Currently, labs around the country are using
nanomaterials for research and design of
lighter, stronger materials. Numerous labs use
scanning electronmicroscopes (SEM), but their
purposes are largely qualitative. No all-in-one
process or software package currently exists to
provide a quick, affordable way to make
nanomaterial production viable at an
industrial scale. Designing such a process
would allow the development of quality
engineering tools to optimize process yield and
reduce variance. Without such tools,
nanotechnology will be prohibitively expensive to
produce on an industrial scale. The system to
enable the development of the necessary
engineering tools would use data extracted from
the SEM images to learn patterns from the data
and allow predictions to be made.
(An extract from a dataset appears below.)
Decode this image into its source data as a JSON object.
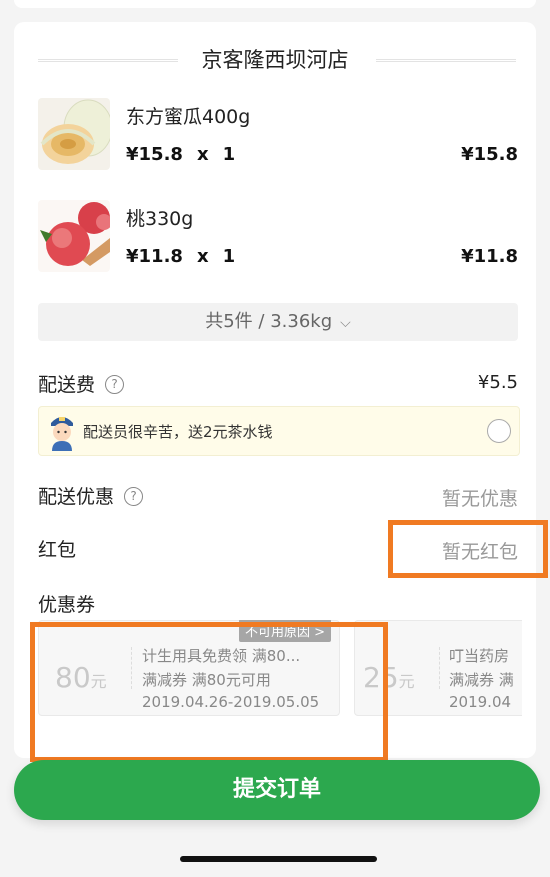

Machine
learning can be applied to complete this task and
provide the tools needed to scale up
nanomanufacturing. Therefore, the development
of automated systems for estimating size and
spatial distribution, which heavily influence
material properties at the nanoscale, is necessary
for the scale-up of nanomanufacturing processes.
Dimensional estimation and control would allow
industries to quickly, accurately, and affordably
determine the best nanomanufacturing processes.
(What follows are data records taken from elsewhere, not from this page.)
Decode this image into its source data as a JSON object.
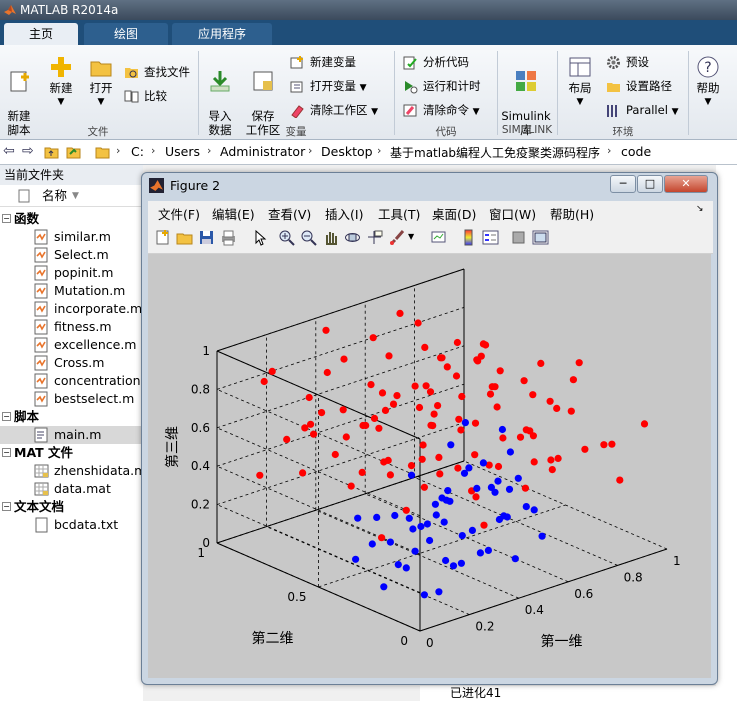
{
  "app": {
    "title": "MATLAB R2014a"
  },
  "tabs": [
    {
      "label": "主页",
      "active": true
    },
    {
      "label": "绘图",
      "active": false
    },
    {
      "label": "应用程序",
      "active": false
    }
  ],
  "ribbon": {
    "new_script": "新建\n脚本",
    "new": "新建",
    "open": "打开",
    "find_files": "查找文件",
    "compare": "比较",
    "group_file": "文件",
    "import_data": "导入\n数据",
    "save_workspace": "保存\n工作区",
    "new_variable": "新建变量",
    "open_variable": "打开变量",
    "clear_workspace": "清除工作区",
    "group_variable": "变量",
    "analyze_code": "分析代码",
    "run_and_time": "运行和计时",
    "clear_commands": "清除命令",
    "group_code": "代码",
    "simulink": "Simulink\n库",
    "group_simulink": "SIMULINK",
    "layout": "布局",
    "preferences": "预设",
    "set_path": "设置路径",
    "parallel": "Parallel",
    "group_env": "环境",
    "help": "帮助"
  },
  "address": {
    "crumbs": [
      "C:",
      "Users",
      "Administrator",
      "Desktop",
      "基于matlab编程人工免疫聚类源码程序",
      "code"
    ]
  },
  "current_folder": {
    "title": "当前文件夹",
    "name_col": "名称",
    "groups": [
      {
        "label": "函数",
        "files": [
          "similar.m",
          "Select.m",
          "popinit.m",
          "Mutation.m",
          "incorporate.m",
          "fitness.m",
          "excellence.m",
          "Cross.m",
          "concentration.m",
          "bestselect.m"
        ]
      },
      {
        "label": "脚本",
        "files": [
          "main.m"
        ]
      },
      {
        "label": "MAT 文件",
        "files": [
          "zhenshidata.mat",
          "data.mat"
        ]
      },
      {
        "label": "文本文档",
        "files": [
          "bcdata.txt"
        ]
      }
    ],
    "selected_file": "main.m"
  },
  "command_window": {
    "visible_line": "已进化41"
  },
  "figure": {
    "title": "Figure 2",
    "menus": [
      "文件(F)",
      "编辑(E)",
      "查看(V)",
      "插入(I)",
      "工具(T)",
      "桌面(D)",
      "窗口(W)",
      "帮助(H)"
    ],
    "toolbar_icons": [
      "new-figure-icon",
      "open-file-icon",
      "save-icon",
      "print-icon",
      "pointer-icon",
      "zoom-in-icon",
      "zoom-out-icon",
      "pan-icon",
      "rotate-3d-icon",
      "data-cursor-icon",
      "brush-icon",
      "link-plot-icon",
      "colorbar-icon",
      "legend-icon",
      "hide-plot-tools-icon",
      "show-plot-tools-icon"
    ]
  },
  "chart_data": {
    "type": "scatter",
    "view": "3d",
    "title": "",
    "xlabel": "第一维",
    "ylabel": "第二维",
    "zlabel": "第三维",
    "xlim": [
      0,
      1
    ],
    "ylim": [
      0,
      1
    ],
    "zlim": [
      0,
      1
    ],
    "x_ticks": [
      "0",
      "0.2",
      "0.4",
      "0.6",
      "0.8",
      "1"
    ],
    "y_ticks": [
      "0",
      "0.5",
      "1"
    ],
    "z_ticks": [
      "0",
      "0.2",
      "0.4",
      "0.6",
      "0.8",
      "1"
    ],
    "grid": true,
    "colors": {
      "cluster_a": "#ff0000",
      "cluster_b": "#0000ff"
    },
    "series": [
      {
        "color": "#ff0000",
        "points": [
          [
            0.55,
            0.3,
            0.9
          ],
          [
            0.6,
            0.45,
            0.95
          ],
          [
            0.5,
            0.5,
            0.98
          ],
          [
            0.7,
            0.55,
            0.88
          ],
          [
            0.45,
            0.7,
            0.92
          ],
          [
            0.65,
            0.8,
            0.96
          ],
          [
            0.8,
            0.65,
            0.85
          ],
          [
            0.75,
            0.4,
            0.8
          ],
          [
            0.9,
            0.5,
            0.78
          ],
          [
            0.85,
            0.75,
            0.7
          ],
          [
            0.4,
            0.4,
            0.82
          ],
          [
            0.3,
            0.55,
            0.86
          ],
          [
            0.35,
            0.8,
            0.9
          ],
          [
            0.2,
            0.7,
            0.94
          ],
          [
            0.55,
            0.9,
            0.88
          ],
          [
            0.15,
            0.45,
            0.8
          ],
          [
            0.25,
            0.25,
            0.85
          ],
          [
            0.1,
            0.85,
            0.92
          ],
          [
            0.4,
            0.95,
            0.96
          ],
          [
            0.7,
            0.95,
            0.92
          ],
          [
            0.5,
            0.2,
            0.7
          ],
          [
            0.65,
            0.25,
            0.65
          ],
          [
            0.8,
            0.3,
            0.68
          ],
          [
            0.9,
            0.35,
            0.6
          ],
          [
            0.95,
            0.6,
            0.55
          ],
          [
            0.85,
            0.9,
            0.6
          ],
          [
            0.6,
            0.7,
            0.7
          ],
          [
            0.45,
            0.55,
            0.72
          ],
          [
            0.3,
            0.35,
            0.68
          ],
          [
            0.2,
            0.15,
            0.75
          ],
          [
            0.1,
            0.3,
            0.7
          ],
          [
            0.05,
            0.6,
            0.78
          ],
          [
            0.15,
            0.95,
            0.8
          ],
          [
            0.35,
            0.65,
            0.66
          ],
          [
            0.55,
            0.6,
            0.62
          ],
          [
            0.7,
            0.8,
            0.58
          ],
          [
            0.95,
            0.8,
            0.5
          ],
          [
            0.9,
            0.15,
            0.52
          ],
          [
            0.75,
            0.1,
            0.58
          ],
          [
            0.6,
            0.05,
            0.62
          ],
          [
            0.4,
            0.1,
            0.64
          ],
          [
            0.25,
            0.05,
            0.6
          ],
          [
            0.1,
            0.1,
            0.66
          ],
          [
            0.05,
            0.4,
            0.55
          ],
          [
            0.15,
            0.6,
            0.58
          ],
          [
            0.3,
            0.85,
            0.62
          ],
          [
            0.5,
            0.85,
            0.68
          ],
          [
            0.65,
            0.6,
            0.55
          ],
          [
            0.8,
            0.45,
            0.5
          ],
          [
            0.95,
            0.25,
            0.45
          ],
          [
            0.85,
            0.05,
            0.4
          ],
          [
            0.7,
            0.2,
            0.45
          ],
          [
            0.55,
            0.4,
            0.5
          ],
          [
            0.4,
            0.3,
            0.54
          ],
          [
            0.25,
            0.45,
            0.5
          ],
          [
            0.1,
            0.7,
            0.46
          ],
          [
            0.2,
            0.9,
            0.5
          ],
          [
            0.45,
            0.75,
            0.52
          ],
          [
            0.6,
            0.9,
            0.48
          ],
          [
            0.8,
            0.7,
            0.42
          ],
          [
            0.95,
            0.95,
            0.38
          ],
          [
            0.9,
            0.6,
            0.35
          ],
          [
            0.75,
            0.85,
            0.36
          ],
          [
            0.55,
            0.95,
            0.4
          ],
          [
            0.35,
            0.95,
            0.44
          ],
          [
            0.05,
            0.85,
            0.4
          ],
          [
            0.15,
            0.25,
            0.45
          ],
          [
            0.35,
            0.15,
            0.48
          ],
          [
            0.55,
            0.15,
            0.44
          ],
          [
            0.75,
            0.35,
            0.4
          ],
          [
            0.9,
            0.45,
            0.3
          ],
          [
            0.65,
            0.45,
            0.38
          ],
          [
            0.45,
            0.45,
            0.42
          ],
          [
            0.3,
            0.65,
            0.4
          ],
          [
            0.7,
            0.65,
            0.45
          ],
          [
            0.5,
            0.65,
            0.35
          ],
          [
            0.85,
            0.85,
            0.75
          ],
          [
            0.25,
            0.85,
            0.72
          ],
          [
            0.6,
            0.35,
            0.75
          ],
          [
            0.4,
            0.6,
            0.78
          ],
          [
            0.95,
            0.05,
            0.65
          ],
          [
            0.05,
            0.05,
            0.85
          ],
          [
            0.35,
            0.45,
            0.92
          ],
          [
            0.75,
            0.6,
            0.9
          ],
          [
            0.2,
            0.4,
            0.62
          ],
          [
            0.65,
            0.15,
            0.85
          ],
          [
            0.85,
            0.25,
            0.92
          ],
          [
            0.45,
            0.2,
            0.95
          ],
          [
            0.15,
            0.75,
            0.65
          ],
          [
            0.55,
            0.8,
            0.58
          ],
          [
            0.7,
            0.75,
            0.78
          ],
          [
            0.9,
            0.7,
            0.65
          ],
          [
            0.8,
            0.95,
            0.7
          ],
          [
            0.3,
            0.05,
            0.4
          ],
          [
            0.05,
            0.25,
            0.35
          ],
          [
            0.95,
            0.4,
            0.72
          ],
          [
            0.6,
            0.55,
            0.82
          ],
          [
            0.4,
            0.85,
            0.45
          ],
          [
            0.1,
            0.5,
            0.88
          ],
          [
            0.5,
            0.05,
            0.78
          ]
        ]
      },
      {
        "color": "#0000ff",
        "points": [
          [
            0.1,
            0.1,
            0.1
          ],
          [
            0.2,
            0.15,
            0.05
          ],
          [
            0.15,
            0.25,
            0.15
          ],
          [
            0.25,
            0.1,
            0.2
          ],
          [
            0.3,
            0.2,
            0.12
          ],
          [
            0.35,
            0.3,
            0.08
          ],
          [
            0.4,
            0.15,
            0.18
          ],
          [
            0.45,
            0.25,
            0.1
          ],
          [
            0.5,
            0.35,
            0.15
          ],
          [
            0.55,
            0.2,
            0.05
          ],
          [
            0.6,
            0.3,
            0.2
          ],
          [
            0.65,
            0.4,
            0.12
          ],
          [
            0.7,
            0.25,
            0.08
          ],
          [
            0.3,
            0.4,
            0.22
          ],
          [
            0.4,
            0.45,
            0.18
          ],
          [
            0.5,
            0.5,
            0.25
          ],
          [
            0.2,
            0.35,
            0.1
          ],
          [
            0.1,
            0.3,
            0.05
          ],
          [
            0.25,
            0.45,
            0.15
          ],
          [
            0.35,
            0.55,
            0.2
          ],
          [
            0.45,
            0.6,
            0.12
          ],
          [
            0.55,
            0.55,
            0.08
          ],
          [
            0.6,
            0.45,
            0.28
          ],
          [
            0.7,
            0.5,
            0.22
          ],
          [
            0.75,
            0.35,
            0.15
          ],
          [
            0.8,
            0.45,
            0.1
          ],
          [
            0.45,
            0.4,
            0.3
          ],
          [
            0.35,
            0.35,
            0.35
          ],
          [
            0.55,
            0.45,
            0.38
          ],
          [
            0.65,
            0.55,
            0.32
          ],
          [
            0.75,
            0.6,
            0.28
          ],
          [
            0.5,
            0.65,
            0.3
          ],
          [
            0.3,
            0.6,
            0.05
          ],
          [
            0.15,
            0.5,
            0.08
          ],
          [
            0.4,
            0.7,
            0.1
          ],
          [
            0.6,
            0.65,
            0.05
          ],
          [
            0.85,
            0.55,
            0.18
          ],
          [
            0.9,
            0.65,
            0.25
          ],
          [
            0.8,
            0.75,
            0.4
          ],
          [
            0.7,
            0.7,
            0.35
          ],
          [
            0.2,
            0.55,
            0.25
          ],
          [
            0.45,
            0.5,
            0.05
          ],
          [
            0.65,
            0.35,
            0.3
          ],
          [
            0.55,
            0.3,
            0.35
          ],
          [
            0.4,
            0.35,
            0.4
          ],
          [
            0.25,
            0.3,
            0.3
          ],
          [
            0.35,
            0.45,
            0.06
          ],
          [
            0.5,
            0.4,
            0.1
          ],
          [
            0.6,
            0.6,
            0.15
          ],
          [
            0.75,
            0.5,
            0.05
          ],
          [
            0.85,
            0.65,
            0.12
          ],
          [
            0.95,
            0.75,
            0.3
          ]
        ]
      }
    ]
  }
}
This capability would also allow for the
standardization of nanomanufacturing processes,
further improving scalability.
FIGURE 1: APPLICATION OF NANOMATERIALS IN
CANCER TREATMENT [2].
FIGURE 2: APPLICATION OF NANOMATERIALS (IN
THIS CASE, SILVER NANOWIRES) IN IMPROVING
SOLAR CELL TECHNOLOGY [5].
FIGURE 3: APPLICATION OF NANOMATERIALS IN
STRUCTURAL HEALTH MONITORING [4].

Berger 3
The need for a way to scale up nanomanufacturing was addressed by using supervised machine learning
methods to correctly predict the locations of nanorods in SEM images with the goal of extracting dimension
estimates based on the projection lengths. Machine learning is a hot topic for research both by
statisticians and computer scientists, and as a result, new literature on this subject continues to
emerge. Pattern recognition, a branch of machine learning, has numerous applications including
facial recognition, medical imaging and diagnostics, and speech recognition, to name a few. As
computing power has grown exponentially [7], statistical computing has become widely used in a
variety of fields. We applied all of these principles to extract features from and classify our
micrographs in order to make predictions and estimate nanorod dimensions.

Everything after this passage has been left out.